The most common cause of toe walking is that the child voluntarily walks on toe. Many toddlers then move faster and sometimes with better balance than if they walk with the soles of the feet in the floor. Occasionally, toe walking is due to short health tendons.

What is it?

The most common cause of toe walking is that the child voluntarily walks on toe. Many toddlers then move faster and sometimes with better balance than if they walk with the soles of the feet in the floor. Children who voluntarily walk on their toes can walk on their feet and on their heels whenever they like and squat with the soles of their feet in the floor. These children usually spontaneously stop walking their toes at school age.

Another more uncommon cause of teething is that the child is born with short health tendons. The child then usually has a hard time bending the foot upwards towards the lower leg and cannot walk with the soles of the feet in the floor without swinging his back to keep his balance. Sometimes the child can get flat feet and the front of the foot can point out to the sides. There is help to avoid these inconveniences.
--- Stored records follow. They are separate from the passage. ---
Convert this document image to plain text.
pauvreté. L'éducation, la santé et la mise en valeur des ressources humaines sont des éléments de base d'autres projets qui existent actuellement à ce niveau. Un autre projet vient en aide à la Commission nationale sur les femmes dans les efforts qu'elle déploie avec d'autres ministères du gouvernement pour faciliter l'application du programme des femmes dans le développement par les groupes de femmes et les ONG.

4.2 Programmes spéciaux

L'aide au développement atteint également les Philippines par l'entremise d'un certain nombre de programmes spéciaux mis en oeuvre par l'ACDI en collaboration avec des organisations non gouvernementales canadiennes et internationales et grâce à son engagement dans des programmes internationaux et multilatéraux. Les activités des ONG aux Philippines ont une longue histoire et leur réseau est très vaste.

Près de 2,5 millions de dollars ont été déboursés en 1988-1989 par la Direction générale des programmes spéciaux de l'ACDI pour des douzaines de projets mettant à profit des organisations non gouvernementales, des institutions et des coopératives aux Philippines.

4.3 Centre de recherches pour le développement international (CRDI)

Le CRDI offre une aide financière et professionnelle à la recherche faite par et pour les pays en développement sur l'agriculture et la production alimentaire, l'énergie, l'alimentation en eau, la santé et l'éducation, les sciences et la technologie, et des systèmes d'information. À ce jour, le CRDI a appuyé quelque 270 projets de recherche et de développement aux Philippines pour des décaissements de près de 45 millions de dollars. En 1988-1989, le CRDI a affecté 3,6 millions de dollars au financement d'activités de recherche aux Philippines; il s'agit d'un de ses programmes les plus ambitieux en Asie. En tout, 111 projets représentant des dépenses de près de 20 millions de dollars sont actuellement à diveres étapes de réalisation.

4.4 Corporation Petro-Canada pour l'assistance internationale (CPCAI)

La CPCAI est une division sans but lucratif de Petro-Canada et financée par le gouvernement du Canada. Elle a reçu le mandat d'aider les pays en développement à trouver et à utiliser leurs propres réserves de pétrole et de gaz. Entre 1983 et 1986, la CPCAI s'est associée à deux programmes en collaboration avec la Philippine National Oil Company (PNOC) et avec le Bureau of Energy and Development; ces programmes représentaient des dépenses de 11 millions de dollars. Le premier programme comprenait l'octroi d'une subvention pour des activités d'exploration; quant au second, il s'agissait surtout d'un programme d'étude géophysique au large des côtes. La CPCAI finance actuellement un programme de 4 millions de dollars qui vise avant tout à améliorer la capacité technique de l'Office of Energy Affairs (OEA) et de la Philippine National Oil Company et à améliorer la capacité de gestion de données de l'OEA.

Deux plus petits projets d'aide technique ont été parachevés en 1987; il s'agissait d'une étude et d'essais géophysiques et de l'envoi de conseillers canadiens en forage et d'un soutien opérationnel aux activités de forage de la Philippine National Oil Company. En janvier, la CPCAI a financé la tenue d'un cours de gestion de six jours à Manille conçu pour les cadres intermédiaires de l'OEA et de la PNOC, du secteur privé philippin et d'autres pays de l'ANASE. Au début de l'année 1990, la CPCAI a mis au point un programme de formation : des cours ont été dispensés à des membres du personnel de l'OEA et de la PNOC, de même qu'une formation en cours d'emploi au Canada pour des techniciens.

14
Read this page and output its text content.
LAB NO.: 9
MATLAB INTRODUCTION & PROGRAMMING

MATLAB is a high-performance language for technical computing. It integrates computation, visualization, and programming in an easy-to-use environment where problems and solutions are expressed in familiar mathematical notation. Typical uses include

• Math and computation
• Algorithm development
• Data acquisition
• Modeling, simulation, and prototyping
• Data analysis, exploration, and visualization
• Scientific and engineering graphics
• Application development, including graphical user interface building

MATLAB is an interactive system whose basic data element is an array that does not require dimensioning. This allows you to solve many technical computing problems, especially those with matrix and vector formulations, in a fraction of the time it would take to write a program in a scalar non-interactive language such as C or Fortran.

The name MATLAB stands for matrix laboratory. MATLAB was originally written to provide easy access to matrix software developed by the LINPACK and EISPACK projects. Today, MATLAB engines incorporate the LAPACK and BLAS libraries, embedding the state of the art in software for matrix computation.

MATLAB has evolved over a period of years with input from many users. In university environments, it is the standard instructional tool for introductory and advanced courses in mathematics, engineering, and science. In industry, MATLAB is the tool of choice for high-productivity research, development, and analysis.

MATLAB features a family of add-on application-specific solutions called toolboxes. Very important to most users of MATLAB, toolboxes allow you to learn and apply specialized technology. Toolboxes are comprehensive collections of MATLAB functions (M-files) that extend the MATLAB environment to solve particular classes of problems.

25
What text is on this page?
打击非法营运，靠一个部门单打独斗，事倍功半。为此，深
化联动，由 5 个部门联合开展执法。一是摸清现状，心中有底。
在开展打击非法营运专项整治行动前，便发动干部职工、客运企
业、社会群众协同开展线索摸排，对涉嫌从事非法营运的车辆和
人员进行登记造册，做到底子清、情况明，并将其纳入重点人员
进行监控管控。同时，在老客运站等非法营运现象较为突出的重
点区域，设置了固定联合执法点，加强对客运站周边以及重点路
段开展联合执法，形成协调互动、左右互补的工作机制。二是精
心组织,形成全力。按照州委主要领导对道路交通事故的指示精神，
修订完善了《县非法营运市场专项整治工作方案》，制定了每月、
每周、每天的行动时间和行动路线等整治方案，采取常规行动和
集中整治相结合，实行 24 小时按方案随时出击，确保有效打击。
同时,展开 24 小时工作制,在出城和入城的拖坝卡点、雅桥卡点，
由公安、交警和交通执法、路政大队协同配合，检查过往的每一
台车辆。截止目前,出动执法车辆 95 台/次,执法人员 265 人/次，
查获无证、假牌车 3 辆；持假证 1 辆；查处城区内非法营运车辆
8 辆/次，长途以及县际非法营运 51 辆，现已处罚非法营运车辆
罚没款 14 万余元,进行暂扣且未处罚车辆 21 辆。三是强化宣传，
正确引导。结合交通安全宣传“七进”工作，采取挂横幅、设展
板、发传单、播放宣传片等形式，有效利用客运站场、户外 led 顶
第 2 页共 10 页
A further, more common cause of miscarriage may be that the child has a neurological disease, such as cerebral palsy, CP . The child then also has other symptoms that it is a neurological effect.

When should you contact the healthcare provider?

You can contact a child care center , a care center or a pediatric clinic if the child often goes toe to toe.

Examination and treatment of misleading in children

The child’s mobility in the knee, hip and foot joints, and the reflexes of the leg, are investigated, among other things, in order for the doctor to rule out a neurological disease. If the examinations show that everything is normal, nothing is done for the child’s miscarriage.

If the examinations show that the heels are too short, you can have a program of stretching exercises for the child to try for six to twelve months. If this does not help or if the heels are very short, they need to be extended by operating the child. The operation is done when the child is anesthetized .

Subsequently , the lower legs are plastered for five weeks on small children. Slightly older children need plaster for six weeks in order for the tendon to heal in its new position.

After the pain has passed, the child must fully support the plastered feet. It then takes a month after the plaster is removed before the child can walk and run as usual.